Gary Collins was one of those  actors like Monty Markham and Laurence Luckinbill, who were handsome leading-men types, but despite starring in several series, never had a hit. This would doom him to guest-star parts in "The Love Boat," or "Murder She Wrote."

I remember him from "The Sixth Sense" TV series. In the early 70s a big ESP fad was sweeping the country. I can imagine an ABC executive seeing an ESP story on the cover of Time, and getting a producer on the phone, "Get me a ESP detective show!"

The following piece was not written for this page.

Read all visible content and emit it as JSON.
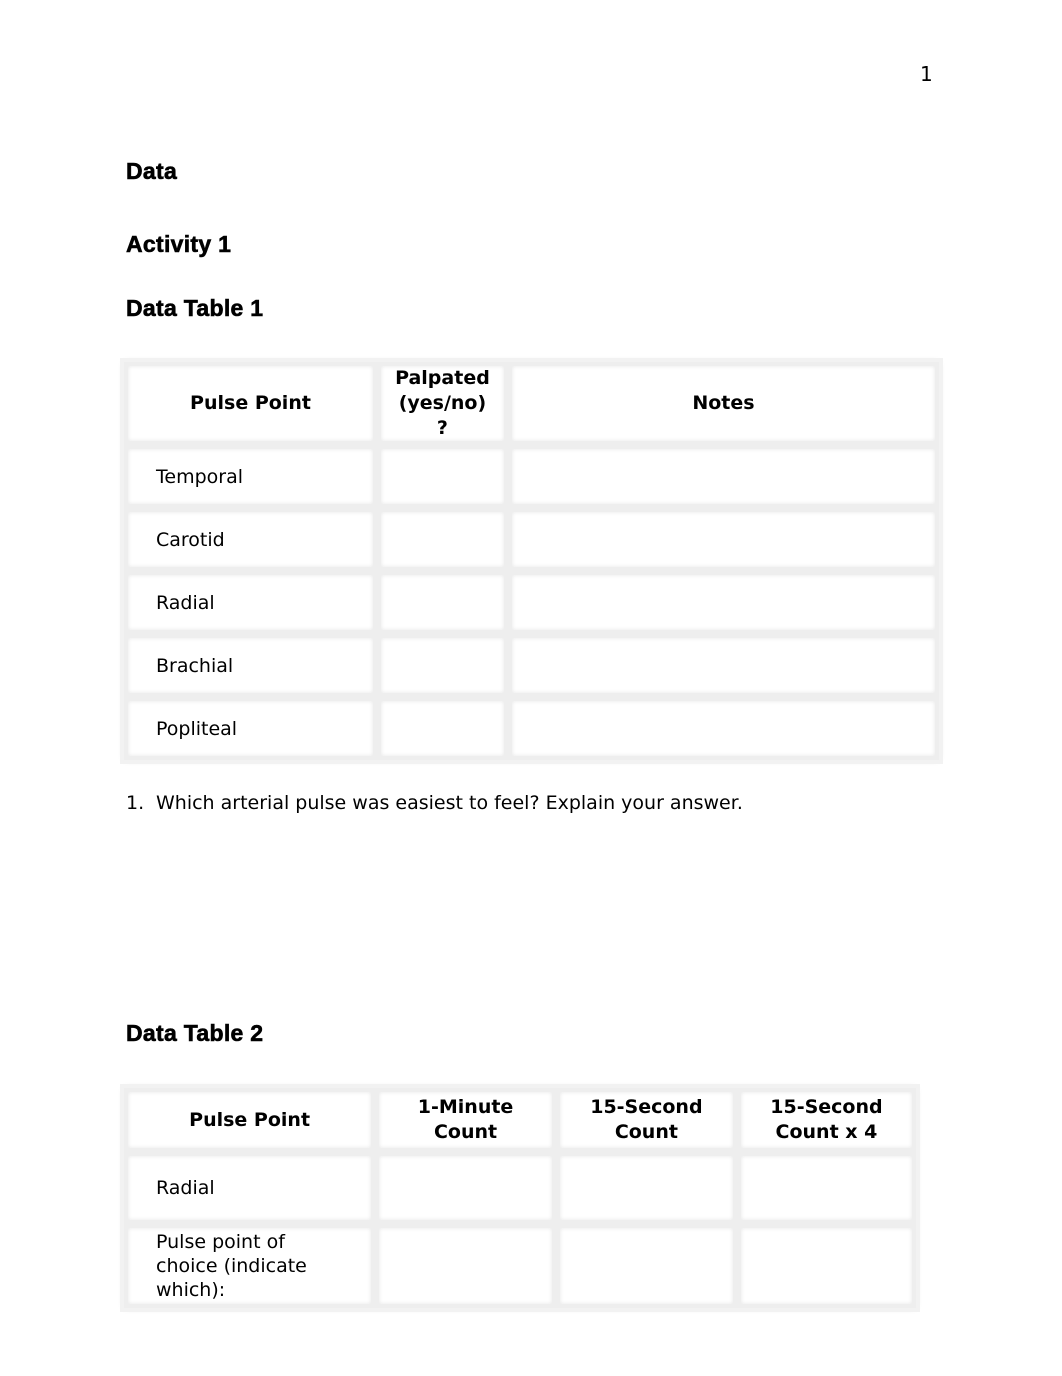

So Collins played a psychic university professor who used his psychic abilities to solve psychic crimes. The character is a wonderful necessity of paranormal and science fiction movies. There's always a pipe-smoking professor who has some scientific explanation for the fantastic plot, and though the explanation would never stand up to any scrutiny, it's a way of giving the viewer permission to go along for the ride.

Tokyo newspaper reporter: 

Doctor Suzuki, a 90-foot sea monster just rose from the sea.

Dr. Suzuki (stroking his beard):

 Yes, recent nuclear testing in that area could have released a 90-foot sea monster lying dormant for 65 million years.

Audience: 
Good enough for me! Let's see the monster stomp through Tokyo!


This time though, instead of being an extraneous character, the professor was the star.

A typical episode would be Collins being called to some Gothic mansion in a small town, where a damsel has been having horrible, violent visions. Collins would show up, and he too would suffer from these visions. And, as it turns out, the damsel is first in line for a big inheritance, and her uncle, who was next in line for the money was using his psychic powers to drive his niece mad by projecting these visions.

And by typical episode, I mean every episode.

This show was a victim of the early 70s Universal television practice of super padding. Collins and the damsel would have a psychic episode and that would include the camera zooming in on Collins' eyes, the camera zooming in on the damsel's eyes, psychedelic scenes of fire, the camera spinning round and round, negative images of everything I just said, all repeated again and again, interminably.

The series would be chopped up and repackaged into "Night Gallery" syndicated reruns. And the psychic segments were still too long.

To its credit, it was the first paranormal investigation show. "Kolchak: The Night Stalker" would come along a little later and though not a hit either, it was a much better show. It had a more interesting leading character, a different monster every week, a lot of cynicism, and...a sense of humor.

This would lead to "The X-Files," which was "Kolchak" with money and time to develop the characters and its own mythology.